Like Betaine HCL, L-Glutamine can be bought in pill form for easy transport.
Herbal tea & hot water with lemon
It's incredibly important to stay hydrated if you have IBS. Both hot water with lemon and herbal teas are easy to find almost anywhere in the world, and are a great alternative to just drinking plain water.
Hot water with lemon helps to flush out toxins from the body, support digestive enzymes and acid production, while herbal teas ease digestion and bloating.
Walk or bike everywhere
If you haven't already heard the news, sitting is incredibly bad for your health, and especially so when you have digestive problems.
Not only is walking or biking great exercise to stimulate your digestive system, but both are also free methods of transportation, great ways to connect with your surroundings, and meet people you wouldn’t normally get the chance to interact with if you were driving.
Sometimes, bloat belly happens. If you often travel on long flights or bus rides, then Yoga Jeans are the pants for you (sorry, ladies only on this one!).
I have yet to find anything more comfortable to wear than Yoga Jeans. They have the look and feel of jeans, but actually stretch like yoga pants. From crops to full length, to army green to classic denim, there is something for every taste.
Gone are the days of having to unbutton my pants on long plane rides!
Deep Breathing & Meditation
Travel is difficult on the human body. From being 30,000 feet in the air, to sitting for 10 hours in a cramped bus, to walking and standing longer than you ever have in your entire life, the many forms of travel and sightseeing can take their toll on your body.

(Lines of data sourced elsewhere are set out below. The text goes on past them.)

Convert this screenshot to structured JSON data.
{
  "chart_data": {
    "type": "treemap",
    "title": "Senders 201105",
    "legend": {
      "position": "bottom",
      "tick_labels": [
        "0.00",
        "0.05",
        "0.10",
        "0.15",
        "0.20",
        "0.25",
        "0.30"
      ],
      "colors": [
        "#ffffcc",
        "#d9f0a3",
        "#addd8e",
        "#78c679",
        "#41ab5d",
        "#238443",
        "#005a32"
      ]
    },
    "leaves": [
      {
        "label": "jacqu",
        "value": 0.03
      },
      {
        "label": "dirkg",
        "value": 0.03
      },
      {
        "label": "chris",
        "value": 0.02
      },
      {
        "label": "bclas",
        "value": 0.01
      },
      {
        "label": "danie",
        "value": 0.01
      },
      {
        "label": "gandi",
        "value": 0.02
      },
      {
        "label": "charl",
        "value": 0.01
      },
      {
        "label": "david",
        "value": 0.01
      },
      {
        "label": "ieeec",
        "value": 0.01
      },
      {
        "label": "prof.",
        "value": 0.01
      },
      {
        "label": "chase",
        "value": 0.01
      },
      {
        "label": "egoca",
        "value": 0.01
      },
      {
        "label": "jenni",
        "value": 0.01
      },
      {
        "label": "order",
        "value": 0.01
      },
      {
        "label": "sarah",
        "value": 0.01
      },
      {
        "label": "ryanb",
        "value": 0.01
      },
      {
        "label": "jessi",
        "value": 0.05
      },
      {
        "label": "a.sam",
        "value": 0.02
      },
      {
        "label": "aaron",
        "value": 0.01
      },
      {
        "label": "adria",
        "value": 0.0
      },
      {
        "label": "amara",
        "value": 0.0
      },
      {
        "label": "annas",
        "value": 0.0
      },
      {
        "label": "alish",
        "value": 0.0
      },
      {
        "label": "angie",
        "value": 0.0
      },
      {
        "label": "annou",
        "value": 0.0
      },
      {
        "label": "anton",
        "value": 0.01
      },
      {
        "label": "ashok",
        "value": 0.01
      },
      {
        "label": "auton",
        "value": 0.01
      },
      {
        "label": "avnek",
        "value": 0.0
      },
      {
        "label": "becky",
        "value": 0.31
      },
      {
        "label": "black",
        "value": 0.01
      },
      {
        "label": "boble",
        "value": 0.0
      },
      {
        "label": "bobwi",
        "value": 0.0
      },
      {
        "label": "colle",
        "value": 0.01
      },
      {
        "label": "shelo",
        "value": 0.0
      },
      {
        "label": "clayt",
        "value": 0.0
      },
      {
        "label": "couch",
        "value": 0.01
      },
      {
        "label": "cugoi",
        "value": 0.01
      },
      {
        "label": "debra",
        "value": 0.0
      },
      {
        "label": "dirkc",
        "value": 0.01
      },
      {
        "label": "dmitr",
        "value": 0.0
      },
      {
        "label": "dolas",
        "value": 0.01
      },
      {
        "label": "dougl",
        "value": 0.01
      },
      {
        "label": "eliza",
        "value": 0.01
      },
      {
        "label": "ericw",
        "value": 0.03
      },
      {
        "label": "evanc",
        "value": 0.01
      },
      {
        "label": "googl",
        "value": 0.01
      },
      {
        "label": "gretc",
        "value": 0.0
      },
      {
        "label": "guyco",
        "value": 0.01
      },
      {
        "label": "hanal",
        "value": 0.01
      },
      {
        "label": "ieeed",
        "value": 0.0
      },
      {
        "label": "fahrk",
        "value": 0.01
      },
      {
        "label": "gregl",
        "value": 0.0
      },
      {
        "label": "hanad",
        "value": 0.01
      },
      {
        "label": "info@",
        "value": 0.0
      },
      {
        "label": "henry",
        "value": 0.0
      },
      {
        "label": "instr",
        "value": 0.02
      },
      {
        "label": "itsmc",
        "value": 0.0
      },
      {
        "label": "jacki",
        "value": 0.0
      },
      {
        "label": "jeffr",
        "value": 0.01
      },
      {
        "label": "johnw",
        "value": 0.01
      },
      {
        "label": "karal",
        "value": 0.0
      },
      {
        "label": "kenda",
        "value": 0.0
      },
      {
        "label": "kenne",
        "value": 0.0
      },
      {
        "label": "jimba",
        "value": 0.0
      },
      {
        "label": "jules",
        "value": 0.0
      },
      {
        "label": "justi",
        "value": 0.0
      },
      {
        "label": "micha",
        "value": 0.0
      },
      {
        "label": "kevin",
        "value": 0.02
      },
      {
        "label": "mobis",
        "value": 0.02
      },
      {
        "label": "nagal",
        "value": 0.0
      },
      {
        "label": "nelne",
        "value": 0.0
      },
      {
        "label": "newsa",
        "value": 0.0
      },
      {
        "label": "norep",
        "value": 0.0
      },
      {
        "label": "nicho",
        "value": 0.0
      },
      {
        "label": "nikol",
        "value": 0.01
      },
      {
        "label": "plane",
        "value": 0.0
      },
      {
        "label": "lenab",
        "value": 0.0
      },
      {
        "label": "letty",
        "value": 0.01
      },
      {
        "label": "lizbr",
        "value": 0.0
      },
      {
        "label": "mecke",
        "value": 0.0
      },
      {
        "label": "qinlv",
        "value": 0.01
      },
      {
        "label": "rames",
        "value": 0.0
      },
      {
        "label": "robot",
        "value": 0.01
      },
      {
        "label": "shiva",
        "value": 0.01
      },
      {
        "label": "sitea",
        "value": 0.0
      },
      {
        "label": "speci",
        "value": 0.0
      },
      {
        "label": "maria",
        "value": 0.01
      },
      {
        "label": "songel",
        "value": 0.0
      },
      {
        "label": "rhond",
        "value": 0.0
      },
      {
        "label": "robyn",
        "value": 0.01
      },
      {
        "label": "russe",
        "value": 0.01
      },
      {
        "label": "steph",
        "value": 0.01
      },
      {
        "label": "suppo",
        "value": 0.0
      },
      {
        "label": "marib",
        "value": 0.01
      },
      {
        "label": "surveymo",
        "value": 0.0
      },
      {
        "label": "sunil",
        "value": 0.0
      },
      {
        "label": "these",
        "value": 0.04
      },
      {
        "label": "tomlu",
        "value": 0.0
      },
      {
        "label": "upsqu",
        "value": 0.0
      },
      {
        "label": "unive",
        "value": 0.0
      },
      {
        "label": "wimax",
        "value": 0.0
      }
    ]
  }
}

I believe in the power of breathing exercises and being mindful by focusing on the positive to de-stress. Take some time out of each day for a few moments of peace. Even just spending five minutes for yourself at the start of the day can put you in a calmer head space, resulting in a healthier gut.
On top of that, breathing exercises and meditation can be done wherever you want, anytime you want.
Obligatory disclaimer here, I am by no means a medical professional or doctor. I am simply sharing my personal experience and my understanding of IBS. Also, some of the links in this article are affiliates, which if you choose to purchase, will earn me a small commission at no extra cost to you.